If 15.50g of Pb(No3)2 are reacted with 3.81g of NaCl then NaNo3 and with PbCl are formed what is the mass of PbCl
To solve this problem, we need to use stoichiometry and the concept of limiting reactant.
1. Write the balanced chemical equation for the reaction:
Pb(No3)2 + 2NaCl -> 2NaNo3 + PbCl2
2. Calculate the number of moles of each reactant:
- Moles of Pb(No3)2 = 15.50g / 331.2 g/mol = 0.0468 mol
- Moles of NaCl = 3.81g / 58.44 g/mol = 0.0652 mol
3. Determine the limiting reactant:
We can see from the balanced equation that the stoichiometric ratio of Pb(No3)2 to NaCl is 1:2. Therefore, for every 1 mole of Pb(No3)2, we need 2 moles of NaCl to completely react. In this case, we have more moles of NaCl than what is required according to the ratio, so Pb(No3)2 is the limiting reactant.

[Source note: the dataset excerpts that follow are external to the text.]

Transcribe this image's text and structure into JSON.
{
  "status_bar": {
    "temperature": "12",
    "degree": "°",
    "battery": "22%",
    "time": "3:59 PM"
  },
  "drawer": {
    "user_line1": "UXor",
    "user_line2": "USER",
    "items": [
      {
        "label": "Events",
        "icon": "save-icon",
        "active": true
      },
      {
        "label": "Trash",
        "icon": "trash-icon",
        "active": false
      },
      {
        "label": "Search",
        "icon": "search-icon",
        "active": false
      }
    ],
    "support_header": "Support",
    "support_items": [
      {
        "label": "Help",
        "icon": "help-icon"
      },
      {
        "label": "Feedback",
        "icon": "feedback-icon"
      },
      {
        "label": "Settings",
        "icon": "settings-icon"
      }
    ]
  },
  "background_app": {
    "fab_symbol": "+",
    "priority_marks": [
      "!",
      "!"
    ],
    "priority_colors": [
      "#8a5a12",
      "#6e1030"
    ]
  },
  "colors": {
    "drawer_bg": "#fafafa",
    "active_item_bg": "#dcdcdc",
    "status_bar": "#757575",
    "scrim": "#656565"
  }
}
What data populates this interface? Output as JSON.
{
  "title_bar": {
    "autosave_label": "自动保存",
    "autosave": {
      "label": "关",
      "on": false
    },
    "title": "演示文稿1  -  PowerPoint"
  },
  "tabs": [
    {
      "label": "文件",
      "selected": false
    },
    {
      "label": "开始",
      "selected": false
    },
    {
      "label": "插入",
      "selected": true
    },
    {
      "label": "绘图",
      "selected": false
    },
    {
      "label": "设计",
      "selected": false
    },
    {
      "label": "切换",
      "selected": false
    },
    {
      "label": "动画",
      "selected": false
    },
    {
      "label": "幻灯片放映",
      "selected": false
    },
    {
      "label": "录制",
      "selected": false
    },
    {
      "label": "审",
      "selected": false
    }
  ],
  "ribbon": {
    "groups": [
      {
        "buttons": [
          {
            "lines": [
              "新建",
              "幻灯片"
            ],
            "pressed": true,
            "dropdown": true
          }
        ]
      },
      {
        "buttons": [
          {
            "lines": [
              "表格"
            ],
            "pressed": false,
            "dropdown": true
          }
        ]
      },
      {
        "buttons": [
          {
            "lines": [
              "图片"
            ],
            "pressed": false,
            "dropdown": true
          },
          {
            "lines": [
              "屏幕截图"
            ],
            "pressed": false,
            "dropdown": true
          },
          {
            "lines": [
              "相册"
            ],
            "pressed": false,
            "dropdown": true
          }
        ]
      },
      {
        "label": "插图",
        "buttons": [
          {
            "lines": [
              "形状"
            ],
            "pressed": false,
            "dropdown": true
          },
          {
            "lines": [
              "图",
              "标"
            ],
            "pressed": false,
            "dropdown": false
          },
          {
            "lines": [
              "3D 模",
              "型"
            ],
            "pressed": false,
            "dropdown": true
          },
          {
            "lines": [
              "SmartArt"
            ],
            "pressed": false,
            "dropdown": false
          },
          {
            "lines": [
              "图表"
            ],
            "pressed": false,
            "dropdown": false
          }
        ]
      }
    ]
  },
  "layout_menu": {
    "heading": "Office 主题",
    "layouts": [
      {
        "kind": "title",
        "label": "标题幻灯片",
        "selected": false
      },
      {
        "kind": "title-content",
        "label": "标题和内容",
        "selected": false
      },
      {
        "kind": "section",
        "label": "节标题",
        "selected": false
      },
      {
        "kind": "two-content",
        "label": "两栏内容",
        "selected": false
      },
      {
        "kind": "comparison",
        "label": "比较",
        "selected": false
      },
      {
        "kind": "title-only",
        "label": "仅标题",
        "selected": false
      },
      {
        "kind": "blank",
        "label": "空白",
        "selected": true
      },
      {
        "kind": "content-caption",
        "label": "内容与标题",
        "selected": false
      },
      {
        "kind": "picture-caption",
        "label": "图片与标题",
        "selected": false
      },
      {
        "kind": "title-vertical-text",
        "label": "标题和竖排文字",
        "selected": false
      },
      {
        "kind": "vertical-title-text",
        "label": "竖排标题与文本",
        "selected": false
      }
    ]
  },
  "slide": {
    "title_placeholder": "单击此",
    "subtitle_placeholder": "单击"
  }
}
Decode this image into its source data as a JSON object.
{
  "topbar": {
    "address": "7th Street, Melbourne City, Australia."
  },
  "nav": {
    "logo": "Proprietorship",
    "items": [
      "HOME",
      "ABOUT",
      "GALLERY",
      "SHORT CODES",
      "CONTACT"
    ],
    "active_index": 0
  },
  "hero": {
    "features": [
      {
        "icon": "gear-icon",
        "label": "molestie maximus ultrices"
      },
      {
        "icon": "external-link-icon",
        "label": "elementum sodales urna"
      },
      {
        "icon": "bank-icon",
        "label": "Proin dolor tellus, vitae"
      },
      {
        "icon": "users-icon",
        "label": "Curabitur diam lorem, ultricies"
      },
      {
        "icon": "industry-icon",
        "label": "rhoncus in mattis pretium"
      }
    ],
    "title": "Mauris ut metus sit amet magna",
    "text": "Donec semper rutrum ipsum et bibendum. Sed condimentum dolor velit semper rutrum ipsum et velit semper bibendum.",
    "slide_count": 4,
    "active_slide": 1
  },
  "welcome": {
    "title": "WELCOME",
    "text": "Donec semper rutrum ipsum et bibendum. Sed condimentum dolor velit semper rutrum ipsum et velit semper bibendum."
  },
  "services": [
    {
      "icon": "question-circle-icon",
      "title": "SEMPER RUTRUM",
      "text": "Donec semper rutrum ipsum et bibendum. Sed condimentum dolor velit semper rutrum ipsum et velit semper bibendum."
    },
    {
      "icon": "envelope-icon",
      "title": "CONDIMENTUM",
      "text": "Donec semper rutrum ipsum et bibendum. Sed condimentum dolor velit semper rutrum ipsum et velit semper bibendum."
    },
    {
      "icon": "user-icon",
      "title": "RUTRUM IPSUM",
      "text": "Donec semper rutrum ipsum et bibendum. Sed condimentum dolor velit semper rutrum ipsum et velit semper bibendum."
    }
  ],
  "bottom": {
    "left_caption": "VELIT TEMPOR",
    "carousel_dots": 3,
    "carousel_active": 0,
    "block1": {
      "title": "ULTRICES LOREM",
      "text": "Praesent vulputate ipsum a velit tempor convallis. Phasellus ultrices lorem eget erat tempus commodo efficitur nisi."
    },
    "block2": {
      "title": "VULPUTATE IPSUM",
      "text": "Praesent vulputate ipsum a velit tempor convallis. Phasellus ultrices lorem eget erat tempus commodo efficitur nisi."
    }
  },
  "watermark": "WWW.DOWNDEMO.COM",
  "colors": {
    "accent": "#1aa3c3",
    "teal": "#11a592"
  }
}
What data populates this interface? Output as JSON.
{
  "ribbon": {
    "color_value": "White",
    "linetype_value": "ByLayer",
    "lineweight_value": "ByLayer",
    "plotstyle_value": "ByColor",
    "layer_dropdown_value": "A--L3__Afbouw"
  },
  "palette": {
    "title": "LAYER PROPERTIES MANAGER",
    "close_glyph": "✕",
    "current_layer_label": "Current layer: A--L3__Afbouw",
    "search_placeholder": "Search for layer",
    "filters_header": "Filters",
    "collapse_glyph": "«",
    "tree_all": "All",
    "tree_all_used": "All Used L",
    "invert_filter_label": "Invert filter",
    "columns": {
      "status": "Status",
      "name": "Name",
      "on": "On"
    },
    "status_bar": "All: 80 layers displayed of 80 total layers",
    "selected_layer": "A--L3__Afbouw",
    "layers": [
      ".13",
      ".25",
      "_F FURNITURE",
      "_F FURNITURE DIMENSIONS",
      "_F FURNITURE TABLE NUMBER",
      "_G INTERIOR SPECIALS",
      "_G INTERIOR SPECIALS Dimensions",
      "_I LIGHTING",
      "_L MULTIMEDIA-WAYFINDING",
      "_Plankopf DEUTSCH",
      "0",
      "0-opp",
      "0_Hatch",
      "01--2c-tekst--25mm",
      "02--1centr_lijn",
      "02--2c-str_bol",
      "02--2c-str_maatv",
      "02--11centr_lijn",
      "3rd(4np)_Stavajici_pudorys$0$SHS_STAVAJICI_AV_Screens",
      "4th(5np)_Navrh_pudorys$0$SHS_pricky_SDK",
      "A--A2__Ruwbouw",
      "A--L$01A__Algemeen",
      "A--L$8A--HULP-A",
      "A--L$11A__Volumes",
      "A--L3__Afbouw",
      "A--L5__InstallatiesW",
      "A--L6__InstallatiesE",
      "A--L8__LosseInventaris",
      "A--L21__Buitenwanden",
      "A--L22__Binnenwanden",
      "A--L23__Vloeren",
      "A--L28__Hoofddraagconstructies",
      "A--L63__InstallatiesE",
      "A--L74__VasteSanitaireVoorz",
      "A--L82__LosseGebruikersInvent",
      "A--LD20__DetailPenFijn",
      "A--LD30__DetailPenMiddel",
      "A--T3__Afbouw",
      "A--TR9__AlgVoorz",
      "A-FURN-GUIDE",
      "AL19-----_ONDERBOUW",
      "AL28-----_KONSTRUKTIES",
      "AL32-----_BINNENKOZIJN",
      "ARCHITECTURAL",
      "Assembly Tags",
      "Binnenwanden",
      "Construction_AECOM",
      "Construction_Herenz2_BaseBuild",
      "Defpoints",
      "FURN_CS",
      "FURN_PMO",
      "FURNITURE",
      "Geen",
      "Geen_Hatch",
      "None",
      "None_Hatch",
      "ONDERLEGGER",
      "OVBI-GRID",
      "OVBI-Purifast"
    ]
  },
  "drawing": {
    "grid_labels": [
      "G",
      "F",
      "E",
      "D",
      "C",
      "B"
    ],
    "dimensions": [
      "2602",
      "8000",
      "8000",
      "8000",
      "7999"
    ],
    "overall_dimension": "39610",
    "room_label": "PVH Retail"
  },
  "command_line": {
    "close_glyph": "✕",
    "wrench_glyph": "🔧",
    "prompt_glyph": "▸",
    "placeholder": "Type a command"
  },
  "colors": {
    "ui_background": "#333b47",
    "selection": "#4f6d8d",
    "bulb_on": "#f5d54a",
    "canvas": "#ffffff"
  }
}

4. Calculate the number of moles of the products:
- Moles of NaNo3 formed = 2 x 0.0468 mol = 0.0936 mol
- Moles of PbCl2 formed = 0.0468 mol
5. Calculate the mass of PbCl2 formed:
Mass of PbCl2 = moles x molar mass = 0.0468 mol x 278.1 g/mol = 13.0 g
Therefore, the mass of PbCl2 formed is 13.0 g.